Ali: Well, the U.S. has used a number of policy instruments and tools over the years against Iran, Russia, China, North Korea, Venezuela. In my mind, there’s sort of this escalatory ladder of things that the U.S. can do in response to these operations that get directed against either the government or private corporations or even individuals, but I don’t think the U.S. has crossed some of these higher-level escalatory thresholds yet. But there might be a day where people are sitting in the Situation Room in the White House and based on the gravity and severity of a cyberoperation directed against the United States, where we would actually respond with military force to a cyberattack that gets launched against us. What would that look like?  Does it mean that some part of our critical infrastructure gets disrupted and leads to actual, real-world effects that cause the loss of life or some kind of physical damage? That’s one of those thresholds I don’t think we’ve crossed yet.
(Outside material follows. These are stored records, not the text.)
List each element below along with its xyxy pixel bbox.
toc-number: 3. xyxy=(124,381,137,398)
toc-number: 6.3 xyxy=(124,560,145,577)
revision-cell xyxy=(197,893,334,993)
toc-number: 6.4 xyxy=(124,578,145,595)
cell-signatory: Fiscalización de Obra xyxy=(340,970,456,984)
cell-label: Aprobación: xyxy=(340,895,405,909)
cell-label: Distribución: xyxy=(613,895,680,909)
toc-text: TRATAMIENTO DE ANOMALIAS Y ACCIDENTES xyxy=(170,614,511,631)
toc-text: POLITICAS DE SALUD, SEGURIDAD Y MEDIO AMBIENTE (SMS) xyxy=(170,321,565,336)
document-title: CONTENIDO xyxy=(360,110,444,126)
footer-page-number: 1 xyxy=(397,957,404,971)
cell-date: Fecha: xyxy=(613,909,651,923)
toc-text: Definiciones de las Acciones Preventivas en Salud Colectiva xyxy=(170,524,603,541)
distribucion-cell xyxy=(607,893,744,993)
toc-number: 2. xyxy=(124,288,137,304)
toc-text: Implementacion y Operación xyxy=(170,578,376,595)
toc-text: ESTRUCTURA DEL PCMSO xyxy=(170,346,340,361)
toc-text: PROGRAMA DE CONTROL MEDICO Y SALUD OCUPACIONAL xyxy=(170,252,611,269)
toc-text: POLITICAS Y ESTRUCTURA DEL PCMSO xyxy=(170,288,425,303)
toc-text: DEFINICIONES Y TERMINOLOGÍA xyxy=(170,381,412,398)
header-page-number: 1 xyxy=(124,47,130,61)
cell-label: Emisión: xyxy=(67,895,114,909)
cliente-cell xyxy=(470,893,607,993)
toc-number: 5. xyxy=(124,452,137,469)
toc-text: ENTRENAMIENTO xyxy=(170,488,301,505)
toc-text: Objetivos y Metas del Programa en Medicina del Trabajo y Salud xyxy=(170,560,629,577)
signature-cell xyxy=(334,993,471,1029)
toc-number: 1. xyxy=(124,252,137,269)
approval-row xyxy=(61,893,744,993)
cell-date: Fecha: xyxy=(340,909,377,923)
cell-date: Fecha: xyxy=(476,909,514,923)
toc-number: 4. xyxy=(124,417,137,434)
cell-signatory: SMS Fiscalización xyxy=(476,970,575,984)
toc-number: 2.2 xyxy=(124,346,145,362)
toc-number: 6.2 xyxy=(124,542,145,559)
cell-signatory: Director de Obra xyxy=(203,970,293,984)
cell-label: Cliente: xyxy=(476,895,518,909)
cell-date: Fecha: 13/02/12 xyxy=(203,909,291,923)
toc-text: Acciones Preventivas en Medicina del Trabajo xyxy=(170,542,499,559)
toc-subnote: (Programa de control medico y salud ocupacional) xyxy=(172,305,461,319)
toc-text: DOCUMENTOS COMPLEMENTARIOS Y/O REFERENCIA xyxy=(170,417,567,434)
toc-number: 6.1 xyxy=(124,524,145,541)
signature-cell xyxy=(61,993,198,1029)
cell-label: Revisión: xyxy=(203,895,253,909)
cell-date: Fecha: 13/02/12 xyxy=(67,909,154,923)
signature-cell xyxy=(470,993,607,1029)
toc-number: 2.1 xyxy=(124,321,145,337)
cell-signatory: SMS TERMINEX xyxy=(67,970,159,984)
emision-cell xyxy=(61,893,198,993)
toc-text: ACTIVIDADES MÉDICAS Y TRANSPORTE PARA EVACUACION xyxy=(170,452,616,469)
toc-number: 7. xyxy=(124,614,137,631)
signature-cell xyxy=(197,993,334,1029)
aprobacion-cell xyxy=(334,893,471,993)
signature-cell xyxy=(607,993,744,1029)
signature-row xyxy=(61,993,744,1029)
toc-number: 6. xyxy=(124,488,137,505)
That doesn’t mean any of these adversaries haven’t perhaps thought about using those kinds of attacks against us, but I do think there are things that we have not done yet that we may be confronted with in the future if these more kind of worst-case scenarios emerge.

More on this

Javed Ali mentioned that Iran has been behind these kinds of attacks for many years, and a new exclusive from CNN uncovers some details of a cyberattack that targeted a close associate of former Trump National Security Adviser John Bolton, a well-known hawk on Iran.

In 2022 hackers reportedly breached this individual’s email account and sent out a number of phishing messages asking people to review a sample of a book they claimed to be working on by clicking a malicious link.

The attack was quickly detected and reported to the FBI, but according to CNN, a Joe Biden administration official was targeted with a similar attack at around the same time.

And while, as we discussed, this does all sound a lot like what happened with Russia in 2016, The Associated Press points out one big difference in this election cycle: Federal intelligence agencies have been a lot more forthright about the threat, releasing details to the public much earlier.